Introduce NOKPROBE_SYMBOL() macro which builds a kprobe
blacklist in build time. The usage of this macro is similar
to the EXPORT_SYMBOL, put the NOKPROBE_SYMBOL(function); just
after the function definition.

When CONFIG_KPROBES=y, the macro stores the given function
address in the "_kprobe_blacklist" section.

Since the data structures are not fully initialized by the
macro (because there is no "size" information),  those
are re-initialized at boot time by using kallsyms.

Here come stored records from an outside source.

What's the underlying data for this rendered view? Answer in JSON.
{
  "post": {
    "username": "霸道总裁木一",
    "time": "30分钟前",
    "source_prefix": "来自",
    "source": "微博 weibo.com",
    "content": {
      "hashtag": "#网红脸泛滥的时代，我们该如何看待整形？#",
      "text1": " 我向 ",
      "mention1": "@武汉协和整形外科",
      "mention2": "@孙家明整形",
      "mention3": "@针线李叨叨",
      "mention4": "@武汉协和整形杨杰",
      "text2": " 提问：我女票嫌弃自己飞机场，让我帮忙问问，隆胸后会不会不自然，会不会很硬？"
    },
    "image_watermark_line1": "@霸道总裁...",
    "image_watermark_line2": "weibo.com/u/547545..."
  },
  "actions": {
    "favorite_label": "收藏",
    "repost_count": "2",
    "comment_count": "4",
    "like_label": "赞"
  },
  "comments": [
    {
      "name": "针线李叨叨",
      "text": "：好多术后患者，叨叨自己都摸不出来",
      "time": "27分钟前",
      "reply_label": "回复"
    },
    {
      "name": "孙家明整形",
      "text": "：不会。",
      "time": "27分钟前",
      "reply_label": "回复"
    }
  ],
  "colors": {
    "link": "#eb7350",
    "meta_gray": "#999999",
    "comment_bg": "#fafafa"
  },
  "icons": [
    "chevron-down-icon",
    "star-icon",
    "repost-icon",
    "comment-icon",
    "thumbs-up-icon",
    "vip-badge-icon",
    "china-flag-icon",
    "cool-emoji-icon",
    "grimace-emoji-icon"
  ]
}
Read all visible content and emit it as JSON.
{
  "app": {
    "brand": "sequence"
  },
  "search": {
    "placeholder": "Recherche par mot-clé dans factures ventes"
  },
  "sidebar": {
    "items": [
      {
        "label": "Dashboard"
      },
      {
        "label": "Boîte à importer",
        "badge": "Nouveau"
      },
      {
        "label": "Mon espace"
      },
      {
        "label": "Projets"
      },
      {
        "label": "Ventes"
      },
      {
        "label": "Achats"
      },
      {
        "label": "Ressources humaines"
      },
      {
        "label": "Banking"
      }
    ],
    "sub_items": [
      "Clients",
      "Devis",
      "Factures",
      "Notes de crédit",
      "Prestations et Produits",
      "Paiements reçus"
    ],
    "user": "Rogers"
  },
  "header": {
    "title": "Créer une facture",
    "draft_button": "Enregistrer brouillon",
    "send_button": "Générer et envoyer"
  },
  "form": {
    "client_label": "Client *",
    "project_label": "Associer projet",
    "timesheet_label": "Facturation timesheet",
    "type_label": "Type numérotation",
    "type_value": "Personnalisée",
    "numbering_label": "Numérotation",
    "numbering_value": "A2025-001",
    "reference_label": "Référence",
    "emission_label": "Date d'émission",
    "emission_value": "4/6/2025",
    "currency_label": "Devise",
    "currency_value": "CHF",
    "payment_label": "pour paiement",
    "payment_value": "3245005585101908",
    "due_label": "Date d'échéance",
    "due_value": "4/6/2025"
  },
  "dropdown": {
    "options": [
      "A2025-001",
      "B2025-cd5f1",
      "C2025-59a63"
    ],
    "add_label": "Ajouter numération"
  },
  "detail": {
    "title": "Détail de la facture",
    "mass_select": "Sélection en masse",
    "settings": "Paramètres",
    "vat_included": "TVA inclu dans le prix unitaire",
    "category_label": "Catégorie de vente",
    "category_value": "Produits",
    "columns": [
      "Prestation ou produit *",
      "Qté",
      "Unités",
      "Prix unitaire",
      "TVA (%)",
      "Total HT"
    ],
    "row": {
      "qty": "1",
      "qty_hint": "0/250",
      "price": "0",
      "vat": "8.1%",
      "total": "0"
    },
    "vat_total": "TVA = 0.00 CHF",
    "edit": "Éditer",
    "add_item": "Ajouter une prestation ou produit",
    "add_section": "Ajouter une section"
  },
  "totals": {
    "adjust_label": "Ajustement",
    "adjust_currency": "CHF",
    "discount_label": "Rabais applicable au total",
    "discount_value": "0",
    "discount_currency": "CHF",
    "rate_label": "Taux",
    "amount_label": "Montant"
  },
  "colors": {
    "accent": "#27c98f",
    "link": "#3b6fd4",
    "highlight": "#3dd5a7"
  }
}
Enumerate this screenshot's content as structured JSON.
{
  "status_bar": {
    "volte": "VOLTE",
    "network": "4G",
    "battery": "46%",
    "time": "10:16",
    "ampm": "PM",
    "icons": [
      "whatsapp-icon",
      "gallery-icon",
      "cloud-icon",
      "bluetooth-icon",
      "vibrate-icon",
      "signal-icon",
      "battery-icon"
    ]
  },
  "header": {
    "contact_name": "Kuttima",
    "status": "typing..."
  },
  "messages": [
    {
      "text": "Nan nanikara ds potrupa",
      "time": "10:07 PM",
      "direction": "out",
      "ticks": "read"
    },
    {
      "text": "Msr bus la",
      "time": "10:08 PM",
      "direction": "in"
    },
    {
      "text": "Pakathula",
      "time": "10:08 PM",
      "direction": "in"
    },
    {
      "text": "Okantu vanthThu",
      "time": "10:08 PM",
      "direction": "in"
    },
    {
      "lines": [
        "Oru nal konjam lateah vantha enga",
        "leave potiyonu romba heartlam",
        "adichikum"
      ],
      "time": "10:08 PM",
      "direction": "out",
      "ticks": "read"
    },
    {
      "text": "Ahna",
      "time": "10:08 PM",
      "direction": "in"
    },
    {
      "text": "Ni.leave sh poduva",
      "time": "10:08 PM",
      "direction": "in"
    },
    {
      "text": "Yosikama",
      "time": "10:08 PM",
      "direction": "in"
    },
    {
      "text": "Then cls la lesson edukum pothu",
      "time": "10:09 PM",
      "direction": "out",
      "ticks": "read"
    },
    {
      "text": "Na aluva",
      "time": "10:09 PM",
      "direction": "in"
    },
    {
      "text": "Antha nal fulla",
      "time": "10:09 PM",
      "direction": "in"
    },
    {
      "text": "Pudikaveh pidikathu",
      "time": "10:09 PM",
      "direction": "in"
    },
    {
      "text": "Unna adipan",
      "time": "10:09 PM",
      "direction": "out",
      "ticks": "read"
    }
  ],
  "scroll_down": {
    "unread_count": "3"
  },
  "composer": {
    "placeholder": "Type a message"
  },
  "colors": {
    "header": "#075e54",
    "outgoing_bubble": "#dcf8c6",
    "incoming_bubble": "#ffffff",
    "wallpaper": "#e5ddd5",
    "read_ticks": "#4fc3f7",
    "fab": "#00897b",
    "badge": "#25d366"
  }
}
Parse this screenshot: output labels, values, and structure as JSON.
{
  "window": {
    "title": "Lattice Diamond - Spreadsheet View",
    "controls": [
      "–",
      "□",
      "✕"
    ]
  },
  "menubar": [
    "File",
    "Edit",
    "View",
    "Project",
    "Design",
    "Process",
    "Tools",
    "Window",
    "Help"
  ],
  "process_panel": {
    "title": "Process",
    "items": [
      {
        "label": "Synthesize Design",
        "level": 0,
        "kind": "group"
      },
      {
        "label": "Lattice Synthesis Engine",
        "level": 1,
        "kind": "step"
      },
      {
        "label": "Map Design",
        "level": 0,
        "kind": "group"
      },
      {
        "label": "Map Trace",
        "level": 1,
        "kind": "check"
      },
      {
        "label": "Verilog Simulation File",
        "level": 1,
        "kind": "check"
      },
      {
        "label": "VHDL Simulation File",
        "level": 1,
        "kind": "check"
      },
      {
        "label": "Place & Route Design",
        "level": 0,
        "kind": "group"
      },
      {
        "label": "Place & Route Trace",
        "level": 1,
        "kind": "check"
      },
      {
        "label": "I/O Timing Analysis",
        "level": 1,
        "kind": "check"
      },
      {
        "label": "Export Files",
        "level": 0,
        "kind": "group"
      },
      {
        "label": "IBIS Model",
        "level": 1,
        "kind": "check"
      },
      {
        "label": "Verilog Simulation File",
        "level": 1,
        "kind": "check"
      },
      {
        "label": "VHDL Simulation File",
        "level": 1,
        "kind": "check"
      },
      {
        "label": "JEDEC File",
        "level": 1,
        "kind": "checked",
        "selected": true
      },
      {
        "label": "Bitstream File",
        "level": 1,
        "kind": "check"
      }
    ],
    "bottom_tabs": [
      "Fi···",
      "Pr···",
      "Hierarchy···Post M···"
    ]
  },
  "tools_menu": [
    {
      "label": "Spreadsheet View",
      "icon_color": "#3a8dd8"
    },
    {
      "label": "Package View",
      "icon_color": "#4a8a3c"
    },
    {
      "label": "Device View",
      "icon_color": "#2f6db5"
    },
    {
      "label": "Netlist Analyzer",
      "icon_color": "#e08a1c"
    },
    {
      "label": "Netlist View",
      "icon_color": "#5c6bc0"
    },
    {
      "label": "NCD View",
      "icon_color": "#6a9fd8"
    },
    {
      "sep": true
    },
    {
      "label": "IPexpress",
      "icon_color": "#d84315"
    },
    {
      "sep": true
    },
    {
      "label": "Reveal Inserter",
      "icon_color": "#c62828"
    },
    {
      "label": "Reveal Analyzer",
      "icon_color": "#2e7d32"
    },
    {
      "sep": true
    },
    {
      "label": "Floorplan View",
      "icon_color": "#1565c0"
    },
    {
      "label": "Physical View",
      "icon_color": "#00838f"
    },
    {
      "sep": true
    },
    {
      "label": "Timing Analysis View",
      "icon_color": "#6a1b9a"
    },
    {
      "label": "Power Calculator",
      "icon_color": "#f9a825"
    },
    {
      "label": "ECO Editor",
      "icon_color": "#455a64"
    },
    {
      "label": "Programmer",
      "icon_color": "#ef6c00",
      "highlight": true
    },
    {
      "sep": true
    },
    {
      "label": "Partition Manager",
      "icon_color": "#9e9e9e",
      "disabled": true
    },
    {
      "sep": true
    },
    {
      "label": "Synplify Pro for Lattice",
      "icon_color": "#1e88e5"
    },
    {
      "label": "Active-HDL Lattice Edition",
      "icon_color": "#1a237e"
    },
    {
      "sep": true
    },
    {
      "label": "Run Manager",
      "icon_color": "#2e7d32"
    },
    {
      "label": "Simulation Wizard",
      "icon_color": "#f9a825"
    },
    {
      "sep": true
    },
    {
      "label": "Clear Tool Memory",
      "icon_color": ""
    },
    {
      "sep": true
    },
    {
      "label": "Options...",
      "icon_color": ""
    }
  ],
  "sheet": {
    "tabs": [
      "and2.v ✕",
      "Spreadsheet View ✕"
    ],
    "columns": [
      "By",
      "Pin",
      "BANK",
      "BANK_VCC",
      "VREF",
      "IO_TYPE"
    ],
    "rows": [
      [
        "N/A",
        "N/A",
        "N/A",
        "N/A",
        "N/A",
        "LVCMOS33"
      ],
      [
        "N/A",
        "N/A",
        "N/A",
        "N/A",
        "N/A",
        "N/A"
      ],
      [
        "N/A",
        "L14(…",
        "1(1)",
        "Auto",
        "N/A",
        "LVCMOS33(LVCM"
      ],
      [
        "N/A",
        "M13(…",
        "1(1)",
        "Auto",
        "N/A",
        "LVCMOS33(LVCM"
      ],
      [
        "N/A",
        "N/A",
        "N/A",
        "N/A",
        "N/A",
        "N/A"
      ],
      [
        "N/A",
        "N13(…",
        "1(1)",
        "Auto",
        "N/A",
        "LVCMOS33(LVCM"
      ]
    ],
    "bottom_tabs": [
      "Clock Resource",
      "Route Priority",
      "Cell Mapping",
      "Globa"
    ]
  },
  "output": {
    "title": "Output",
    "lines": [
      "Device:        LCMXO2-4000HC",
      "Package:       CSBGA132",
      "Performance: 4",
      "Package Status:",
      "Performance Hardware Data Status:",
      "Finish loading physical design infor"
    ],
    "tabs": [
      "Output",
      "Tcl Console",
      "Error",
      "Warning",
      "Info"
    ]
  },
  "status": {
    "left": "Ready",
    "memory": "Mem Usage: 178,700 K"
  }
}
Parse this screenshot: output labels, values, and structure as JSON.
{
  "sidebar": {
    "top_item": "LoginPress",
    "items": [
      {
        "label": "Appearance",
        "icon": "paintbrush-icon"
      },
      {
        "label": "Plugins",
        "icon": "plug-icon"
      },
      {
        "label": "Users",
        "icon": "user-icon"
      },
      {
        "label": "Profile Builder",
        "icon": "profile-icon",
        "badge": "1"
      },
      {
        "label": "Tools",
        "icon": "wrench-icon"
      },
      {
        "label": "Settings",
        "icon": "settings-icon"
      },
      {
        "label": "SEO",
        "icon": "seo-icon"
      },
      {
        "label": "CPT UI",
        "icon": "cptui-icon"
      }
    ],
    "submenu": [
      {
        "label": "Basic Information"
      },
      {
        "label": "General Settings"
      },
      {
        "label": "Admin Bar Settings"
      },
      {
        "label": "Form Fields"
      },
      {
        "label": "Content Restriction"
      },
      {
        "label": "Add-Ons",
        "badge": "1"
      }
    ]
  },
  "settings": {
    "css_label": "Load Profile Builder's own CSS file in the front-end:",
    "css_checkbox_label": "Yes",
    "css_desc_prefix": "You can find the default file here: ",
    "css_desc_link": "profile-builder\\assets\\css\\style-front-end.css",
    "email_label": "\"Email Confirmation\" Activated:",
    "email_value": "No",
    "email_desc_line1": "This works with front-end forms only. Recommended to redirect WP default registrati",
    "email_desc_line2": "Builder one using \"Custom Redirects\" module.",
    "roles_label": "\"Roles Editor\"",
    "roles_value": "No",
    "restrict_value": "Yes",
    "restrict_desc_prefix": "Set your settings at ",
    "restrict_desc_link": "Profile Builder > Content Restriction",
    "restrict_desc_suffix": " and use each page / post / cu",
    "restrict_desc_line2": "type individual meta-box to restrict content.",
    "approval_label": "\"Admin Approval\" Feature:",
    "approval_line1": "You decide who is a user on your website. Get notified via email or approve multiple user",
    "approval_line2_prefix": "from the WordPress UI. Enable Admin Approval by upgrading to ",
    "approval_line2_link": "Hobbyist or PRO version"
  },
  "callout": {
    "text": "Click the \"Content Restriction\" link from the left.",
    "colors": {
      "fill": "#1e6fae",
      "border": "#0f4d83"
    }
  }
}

Changes from previous version:
 - Rename kprobe_blackpoint to kprobe_blacklist_entry and
   simplify it.
 - Just stores the address of given function instead of
   defining a data structure in NOKPROBE_SYMBOL().
 - Add _ASM_NOKPROBE macro support for x86.

Signed-off-by: Masami Hiramatsu <masami.hiramatsu.pt@hitachi.com>
Cc: Ananth N Mavinakayanahalli <ananth@in.ibm.com>
Cc: "David S. Miller" <davem@davemloft.net>
Cc: Rob Landley <rob@landley.net>
Cc: Jeremy Fitzhardinge <jeremy@goop.org>
Cc: Chris Wright <chrisw@sous-sol.org>
Cc: Alok Kataria <akataria@vmware.com>
Cc: Rusty Russell <rusty@rustcorp.com.au>
Cc: Thomas Gleixner <tglx@linutronix.de>
Cc: Ingo Molnar <mingo@redhat.com>
Cc: "H. Peter Anvin" <hpa@zytor.com>
Cc: Arnd Bergmann <arnd@arndb.de>
Cc: Peter Zijlstra <peterz@infradead.org>
---
 Documentation/kprobes.txt         |   16 ++++++
 arch/x86/include/asm/asm.h        |    7 +++
 arch/x86/kernel/paravirt.c        |    4 +
 include/asm-generic/vmlinux.lds.h |    9 +++
 include/linux/kprobes.h           |   20 ++++++-
 kernel/kprobes.c                  |  100 +++++++++++++++++++------------------
 kernel/sched/core.c               |    1 
 7 files changed, 105 insertions(+), 52 deletions(-)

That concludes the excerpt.